I check my car's entire wire harness for any damages or malfunctions according to the service manual. I couldn't find anything. Also i repaired the power distributor which was covered with leaked oil and faulty spark plug wires -- and also put new spark plugs.

Now the car runs very smoothly and no black smoke. But fuel consumption stays same. 5-6KM/L in city.
So i tested the ex-haust gas. When car is idling CO level is 0.45-0.55. However when i accelerate, CO level raised up to 8-9 till 3000RPM and 5-6 CO level beyond 3000RPM.

Any ideas?


----------



## smj999smj (Jan 1, 2006)

You might want to inspect or replace the oxygen sensor and also test the fuel pressure to make sure it's within specs. If it's an electronic controlled carb, then you'll also want to make sure the engine coolant temp sensor is working properly and the engine is warming up to normal operating temperature (you might have a stuck open thermostat causing the engine to run rich).


----------



## adinindu (Dec 6, 2013)

smj999smj said:


> You might want to inspect or replace the oxygen sensor and also test the fuel pressure to make sure it's within specs. If it's an electronic controlled carb, then you'll also want to make sure the engine coolant temp sensor is working properly and the engine is warming up to normal operating temperature (you might have a stuck open thermostat causing the engine to run rich).

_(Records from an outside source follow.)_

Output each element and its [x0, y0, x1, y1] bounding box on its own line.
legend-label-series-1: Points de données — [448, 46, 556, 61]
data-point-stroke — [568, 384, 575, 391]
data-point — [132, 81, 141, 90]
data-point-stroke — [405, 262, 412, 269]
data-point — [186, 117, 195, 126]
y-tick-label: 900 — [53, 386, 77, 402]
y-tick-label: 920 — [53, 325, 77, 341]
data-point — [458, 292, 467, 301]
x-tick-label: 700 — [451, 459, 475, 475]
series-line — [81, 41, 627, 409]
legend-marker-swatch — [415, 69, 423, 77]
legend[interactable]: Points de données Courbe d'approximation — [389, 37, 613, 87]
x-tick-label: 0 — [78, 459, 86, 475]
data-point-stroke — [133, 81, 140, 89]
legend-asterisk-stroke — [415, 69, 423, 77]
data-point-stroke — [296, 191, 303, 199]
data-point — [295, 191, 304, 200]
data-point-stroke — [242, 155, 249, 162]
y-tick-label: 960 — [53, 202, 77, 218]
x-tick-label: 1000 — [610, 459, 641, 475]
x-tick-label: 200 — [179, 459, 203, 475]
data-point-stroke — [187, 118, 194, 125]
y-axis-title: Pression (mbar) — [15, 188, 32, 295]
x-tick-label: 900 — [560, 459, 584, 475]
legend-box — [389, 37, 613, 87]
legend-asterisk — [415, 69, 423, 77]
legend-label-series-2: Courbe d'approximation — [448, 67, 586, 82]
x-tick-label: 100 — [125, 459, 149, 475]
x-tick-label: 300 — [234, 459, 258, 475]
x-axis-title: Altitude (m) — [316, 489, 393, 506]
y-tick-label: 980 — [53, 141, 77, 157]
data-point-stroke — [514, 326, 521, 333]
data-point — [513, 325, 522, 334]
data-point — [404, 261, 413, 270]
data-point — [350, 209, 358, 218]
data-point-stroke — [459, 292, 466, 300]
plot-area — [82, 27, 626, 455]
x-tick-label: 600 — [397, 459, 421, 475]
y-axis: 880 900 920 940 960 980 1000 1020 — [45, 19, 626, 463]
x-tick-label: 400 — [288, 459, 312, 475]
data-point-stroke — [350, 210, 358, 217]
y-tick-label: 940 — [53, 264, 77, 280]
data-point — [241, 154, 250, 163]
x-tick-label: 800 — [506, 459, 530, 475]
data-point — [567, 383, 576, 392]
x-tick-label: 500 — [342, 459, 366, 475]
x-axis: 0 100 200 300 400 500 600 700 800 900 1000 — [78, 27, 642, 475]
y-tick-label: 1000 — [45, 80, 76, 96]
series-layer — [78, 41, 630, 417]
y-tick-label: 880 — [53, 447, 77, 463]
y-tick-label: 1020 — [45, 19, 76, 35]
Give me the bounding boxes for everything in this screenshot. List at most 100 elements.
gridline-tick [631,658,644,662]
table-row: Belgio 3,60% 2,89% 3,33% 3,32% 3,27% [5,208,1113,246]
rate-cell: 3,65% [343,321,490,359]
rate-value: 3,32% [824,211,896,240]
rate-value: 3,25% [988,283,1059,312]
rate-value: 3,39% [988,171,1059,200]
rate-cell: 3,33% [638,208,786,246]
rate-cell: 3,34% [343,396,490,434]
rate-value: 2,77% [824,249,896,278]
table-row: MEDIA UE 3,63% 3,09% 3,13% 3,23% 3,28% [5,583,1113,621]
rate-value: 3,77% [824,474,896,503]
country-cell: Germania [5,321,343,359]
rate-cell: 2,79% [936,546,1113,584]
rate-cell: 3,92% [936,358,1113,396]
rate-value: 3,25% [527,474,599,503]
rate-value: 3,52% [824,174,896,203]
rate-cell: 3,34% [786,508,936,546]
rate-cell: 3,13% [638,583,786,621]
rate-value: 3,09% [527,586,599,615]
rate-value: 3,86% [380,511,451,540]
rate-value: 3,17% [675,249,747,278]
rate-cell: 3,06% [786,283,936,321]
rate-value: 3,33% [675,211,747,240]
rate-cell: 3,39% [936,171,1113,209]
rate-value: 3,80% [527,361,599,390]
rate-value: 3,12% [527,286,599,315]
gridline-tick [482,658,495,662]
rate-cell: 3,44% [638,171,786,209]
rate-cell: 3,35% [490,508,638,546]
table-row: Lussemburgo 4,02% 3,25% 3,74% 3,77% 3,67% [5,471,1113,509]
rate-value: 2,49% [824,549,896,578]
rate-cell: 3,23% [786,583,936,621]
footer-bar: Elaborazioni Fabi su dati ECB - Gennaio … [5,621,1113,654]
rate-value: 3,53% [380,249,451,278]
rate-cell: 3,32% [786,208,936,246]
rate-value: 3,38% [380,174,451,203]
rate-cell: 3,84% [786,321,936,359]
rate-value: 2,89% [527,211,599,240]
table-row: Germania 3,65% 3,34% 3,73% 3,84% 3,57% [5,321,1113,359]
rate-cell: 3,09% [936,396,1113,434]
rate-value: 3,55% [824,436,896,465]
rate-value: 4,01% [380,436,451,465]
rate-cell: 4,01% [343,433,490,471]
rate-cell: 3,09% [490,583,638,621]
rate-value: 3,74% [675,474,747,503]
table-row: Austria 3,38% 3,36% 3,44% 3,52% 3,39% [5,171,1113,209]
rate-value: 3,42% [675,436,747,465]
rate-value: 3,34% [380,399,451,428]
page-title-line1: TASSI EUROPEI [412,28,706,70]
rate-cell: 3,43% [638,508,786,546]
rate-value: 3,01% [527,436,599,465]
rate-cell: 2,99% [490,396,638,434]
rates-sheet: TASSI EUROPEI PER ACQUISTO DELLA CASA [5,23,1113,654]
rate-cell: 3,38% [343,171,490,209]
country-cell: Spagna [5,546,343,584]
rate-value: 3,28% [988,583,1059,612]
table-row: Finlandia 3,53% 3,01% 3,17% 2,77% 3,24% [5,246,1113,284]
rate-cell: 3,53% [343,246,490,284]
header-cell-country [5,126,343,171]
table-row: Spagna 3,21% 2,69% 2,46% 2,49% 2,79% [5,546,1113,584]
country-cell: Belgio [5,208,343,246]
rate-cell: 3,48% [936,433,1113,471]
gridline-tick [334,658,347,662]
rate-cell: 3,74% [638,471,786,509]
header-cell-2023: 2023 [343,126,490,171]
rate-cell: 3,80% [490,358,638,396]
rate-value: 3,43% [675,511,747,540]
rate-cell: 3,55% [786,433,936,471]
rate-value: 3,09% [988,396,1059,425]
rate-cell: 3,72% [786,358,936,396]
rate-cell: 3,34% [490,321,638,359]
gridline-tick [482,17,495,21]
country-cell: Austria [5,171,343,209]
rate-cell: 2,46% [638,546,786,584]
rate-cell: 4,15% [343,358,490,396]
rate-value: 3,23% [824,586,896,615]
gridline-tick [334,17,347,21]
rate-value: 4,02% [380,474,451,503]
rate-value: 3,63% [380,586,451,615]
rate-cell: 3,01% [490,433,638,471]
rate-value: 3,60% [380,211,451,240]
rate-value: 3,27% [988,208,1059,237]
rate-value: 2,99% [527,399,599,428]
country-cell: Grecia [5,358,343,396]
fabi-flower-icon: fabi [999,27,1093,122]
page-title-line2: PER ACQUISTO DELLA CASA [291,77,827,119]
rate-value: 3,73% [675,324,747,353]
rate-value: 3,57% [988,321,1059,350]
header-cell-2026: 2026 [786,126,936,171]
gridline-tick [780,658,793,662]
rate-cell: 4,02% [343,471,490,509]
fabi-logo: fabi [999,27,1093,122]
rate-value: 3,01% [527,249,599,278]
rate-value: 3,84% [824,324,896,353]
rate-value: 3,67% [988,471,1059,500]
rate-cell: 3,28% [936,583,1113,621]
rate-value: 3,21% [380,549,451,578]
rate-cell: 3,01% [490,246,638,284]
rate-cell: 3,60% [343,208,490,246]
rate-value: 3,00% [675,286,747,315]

Yes, Its an electronic controlled carb. I have replaced the oxygen sensor and the thermostat valve as previous owner removed it. Engine is warming up to 40-50% according to temperature gauge. I guess only thing remains here is the coolant temperature sensor and i will post here the results when i tested it. Thank you for the idea...


----------



## Josef Strauss (Feb 25, 2014)

I am from Sri Lanka and have a EFB13 since 3 months. In here its suppose to do 10-12KM/L in city limits and 12-14KM/L outstation. However mine did only 4-5KM/L in city and 7-8KM/L in outstation.


----------



## adinindu (Dec 6, 2013)

Josef Strauss said:


> I am from Sri Lanka and have a EFB13 since 3 months. In here its suppose to do 10-12KM/L in city limits and 12-14KM/L outstation. However mine did only 4-5KM/L in city and 7-8KM/L in outstation.


Hey...Exactly the error mine had. I was able to resore the fuel efficiency by doing folowing.

1. Replaced O2 and Temperature Sensor
2. Corrected connections errors between ECU and the Carb

Check your PM and call me.


----------